A Call for Discussion and Debate
These shifts in the teaching of Arabic have been underway for years now and can be felt in many classrooms where Arabic is taught. And yet, while there has been much debate about teaching approach, there has been little discussion tying the methodological shifts of Arabic pedagogy to these broader geopolitical contexts and the funding streams they have created. Given the significance of these transformations for the field and for the lives of students, it is high time for a vigorous debate about the militarization of knowledge and teaching of Arabic modeled, perhaps, on the debates that have taken place in fields such as Anthropology. A good place to start would be at the annual meetings of professional organizations such as the Modern Languages Association, The Middle East Studies Association, The American Council on Teaching of Foreign Languages, the American Association of Teachers of Arabic, and the Annual Anthropological Association. I plan on proposing a thematic conversation on this issue for the 2014 MESA conference. After discussion and debate, every instructor, student, program, and association will have to decide its own red lines and actions. What will help in drawing those lines is greater transparency.
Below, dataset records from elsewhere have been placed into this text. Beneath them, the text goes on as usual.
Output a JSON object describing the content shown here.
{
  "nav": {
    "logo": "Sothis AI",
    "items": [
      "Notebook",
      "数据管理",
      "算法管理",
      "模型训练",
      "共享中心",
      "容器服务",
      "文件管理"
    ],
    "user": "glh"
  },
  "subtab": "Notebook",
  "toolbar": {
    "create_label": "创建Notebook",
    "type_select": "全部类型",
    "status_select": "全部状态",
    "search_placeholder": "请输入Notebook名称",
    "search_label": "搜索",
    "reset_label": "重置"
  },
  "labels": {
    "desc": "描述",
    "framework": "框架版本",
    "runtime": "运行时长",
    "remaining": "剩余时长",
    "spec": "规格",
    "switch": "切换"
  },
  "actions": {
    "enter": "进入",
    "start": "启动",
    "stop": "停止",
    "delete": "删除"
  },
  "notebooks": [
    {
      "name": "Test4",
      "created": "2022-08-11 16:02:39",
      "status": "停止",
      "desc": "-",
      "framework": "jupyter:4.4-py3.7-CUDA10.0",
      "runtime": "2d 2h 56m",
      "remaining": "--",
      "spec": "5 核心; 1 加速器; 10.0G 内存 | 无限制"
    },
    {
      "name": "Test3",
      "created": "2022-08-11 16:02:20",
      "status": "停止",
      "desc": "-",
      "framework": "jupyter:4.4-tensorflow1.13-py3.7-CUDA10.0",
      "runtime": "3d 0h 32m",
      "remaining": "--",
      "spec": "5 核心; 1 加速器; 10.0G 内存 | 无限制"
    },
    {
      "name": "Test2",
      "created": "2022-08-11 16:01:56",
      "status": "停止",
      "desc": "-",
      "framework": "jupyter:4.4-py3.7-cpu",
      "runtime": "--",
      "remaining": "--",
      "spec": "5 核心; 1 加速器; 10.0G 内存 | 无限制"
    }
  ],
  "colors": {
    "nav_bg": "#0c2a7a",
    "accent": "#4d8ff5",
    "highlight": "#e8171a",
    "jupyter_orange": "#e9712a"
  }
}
It is essential that schools, instructors and students know the goals, funding sources, and service requirements of any program they are applying for, writing letters of recommendation for, or advising students on.
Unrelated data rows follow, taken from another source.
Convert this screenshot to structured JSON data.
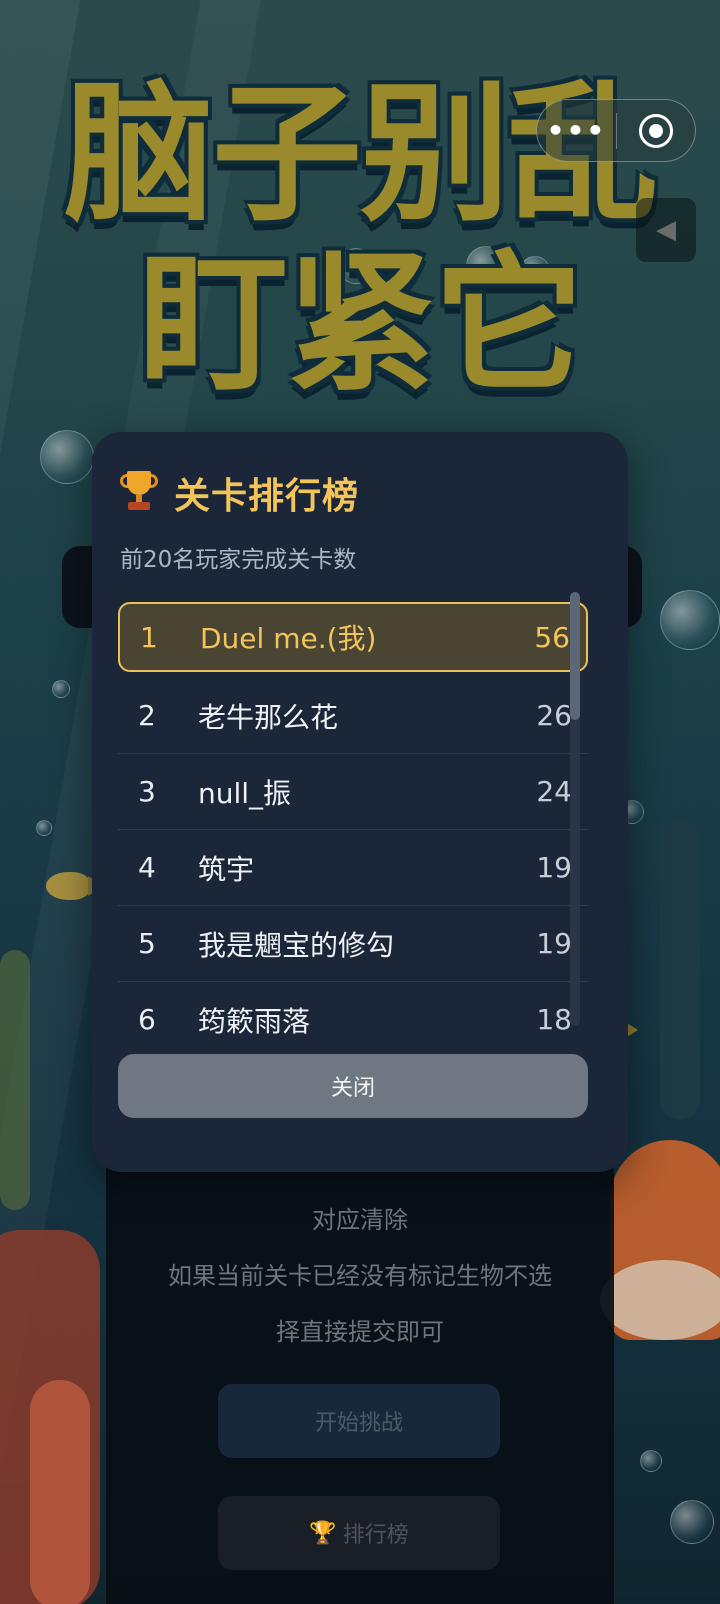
{
  "game": {
    "title_line1": "脑子别乱",
    "title_line2": "盯紧它"
  },
  "capsule": {
    "more_icon": "more-icon",
    "target_icon": "target-icon"
  },
  "sound": {
    "icon": "mute-speaker-icon"
  },
  "background_rules": {
    "line1": "对应清除",
    "line2": "如果当前关卡已经没有标记生物不选",
    "line3": "择直接提交即可",
    "start_button": "开始挑战",
    "rank_button": "排行榜"
  },
  "leaderboard": {
    "title": "关卡排行榜",
    "subtitle": "前20名玩家完成关卡数",
    "close_label": "关闭",
    "rows": [
      {
        "rank": "1",
        "name": "Duel me.(我)",
        "score": "56",
        "is_me": true
      },
      {
        "rank": "2",
        "name": "老牛那么花",
        "score": "26"
      },
      {
        "rank": "3",
        "name": "null_振",
        "score": "24"
      },
      {
        "rank": "4",
        "name": "筑宇",
        "score": "19"
      },
      {
        "rank": "5",
        "name": "我是魍宝的修勾",
        "score": "19"
      },
      {
        "rank": "6",
        "name": "筠簌雨落",
        "score": "18"
      }
    ]
  },
  "colors": {
    "accent_gold": "#f3c45a",
    "modal_bg": "#1b2638",
    "close_button": "#6e7782"
  }
}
Whatever we decide as individuals and as a field, it would be irresponsible to ignore the fact that the government of the country where we are teaching Arabic and other “critical” languages, funds their study so that they can be used as, among other things, a weapon. Above, when I wondered about my appropriateness as a target, I did not mean to suggest that I, or anyone in the field deserves to be attacked. What I mean is that as ambassadors of language and culture—and regardless of our politics or level of involvement in US government-funded programs—we are not as disconnected from the militarized use of language and culture as we might like to think. In fact, many of us owe our livelihood, as perverse as it sounds, to the attacks of 11 September 2001 and the responses to it. In the end, I agree with my Egyptian friends that I—that we as a field—do more good than harm. Responses to those attacks, after all, showed us clearly how great is the need for education about the region and its languages. This fact does not reduce our responsibility to be vigilant about our potential role, however indirect, in the harm that has and will be done. If anything, it makes this responsibility greater and more urgent.